The evening will begin with a free wine bar and cheese reception at 6:30 p.m., before the Odean Pope Quartet, comprised of Lee Smith (bass), Tom Lawton (piano) and Craig McIver (drums), takes the stage at 7:30 p.m.
In an interview with the Philadelphia Tribune, Odean Pope explained how he became involved in this unique project, presented with major support by the Pew Center for Arts & Heritage.
“Suzanne and I, we go way back. Even before (pianist) Eddie Green passed, Suzanne was singing,” Pope said. “She’s very talented. Every time I have a job, I like for her to sing at least one song. We were talking about the ‘Real Book,’ in regard to the ‘Real Books’ all over the world — which I have all of them here — and we were thinking in terms of, ‘Why not have a ‘Real Book’ in Philadelphia? Take some of the musicians from Philadelphia, and form a ‘Real Book?’ So fortunately, I was able to get three of my compositions in the ‘Real Book.’
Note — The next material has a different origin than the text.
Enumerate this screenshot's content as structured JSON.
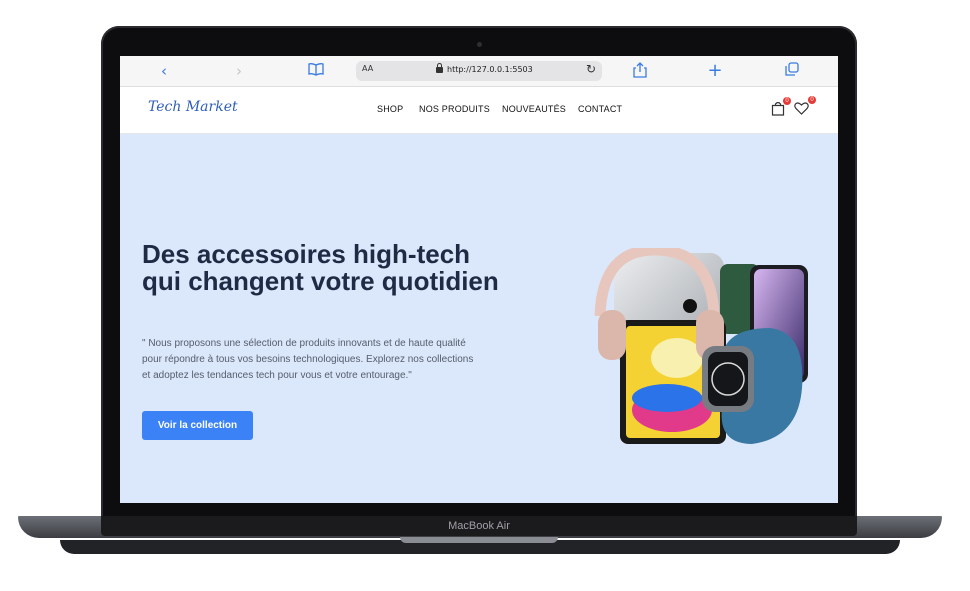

“I think Jazz Bridge is doing a tremendous job. Not only in regard to the ‘Real Book,’ but just supporting and helping musicians here in the Philadelphia area.”
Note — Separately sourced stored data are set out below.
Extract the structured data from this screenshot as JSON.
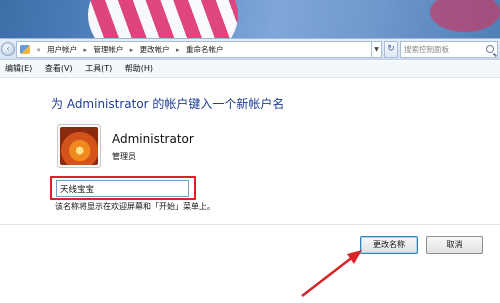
{
  "address_bar": {
    "back_symbol": "‹",
    "forward_symbol": "›",
    "overflow": "«",
    "breadcrumbs": [
      "用户帐户",
      "管理帐户",
      "更改帐户",
      "重命名帐户"
    ],
    "separator": "▸",
    "refresh_symbol": "↻",
    "search_placeholder": "搜索控制面板"
  },
  "menu": {
    "items": [
      "编辑(E)",
      "查看(V)",
      "工具(T)",
      "帮助(H)"
    ]
  },
  "main": {
    "heading": "为 Administrator 的帐户键入一个新帐户名",
    "user": {
      "name": "Administrator",
      "role": "管理员"
    },
    "new_name_value": "天线宝宝",
    "hint": "该名称将显示在欢迎屏幕和「开始」菜单上。"
  },
  "buttons": {
    "rename_label": "更改名称",
    "cancel_label": "取消"
  },
  "colors": {
    "highlight": "#d8232a",
    "heading": "#1e3c96"
  }
}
During his one-hour set, Pope and his quartet will perform familiar jazz standards, along with several of his original compositions including, “Scorpio Trains,” “Out for a Walk” and “This Time Is Forever.” His set will be followed by a “Jazz Talk” titled “Maverick Intentions” that will focus on “the impact of the social/political environment on jazz in Philadelphia during the 1960s and early 1970s. Saxophonist Bobby Zankel, historian John Szwed and ethnomusicologist Mary Ann Lancaster will sit on the panel.
Dave Burrell will begin his set at 10 p.m., and Pope recalled an interesting collaboration with the accomplished pianist and composer, saying, “Dave Burrell and I had a duet we used to play — all of Scott Joplin’s music. About 10 years ago, we worked together for quite a while playing all of Scott Joplin’s music, and that was a great learning experience — plus very educational, learning about this great man, Scott Joplin.”
In anticipation of a great night of jazz, Pope said in conclusion, “The fans in Philadelphia have been so great and wonderful to me, and I would like for you to continue doing that. I love you all, out there. We have something special for you. I have a very powerful quartet, so please come out and support the music at the Jazz Bridge.”
The “Philadelphia Real Book” series continues on Saturday, March 11 with guitarist Pat Martino with his organ trio and pianist Uri Caine’s trio; and on Wednesday, April 26 with the Christian McBride Trio and the Monnette Sudler Quintet.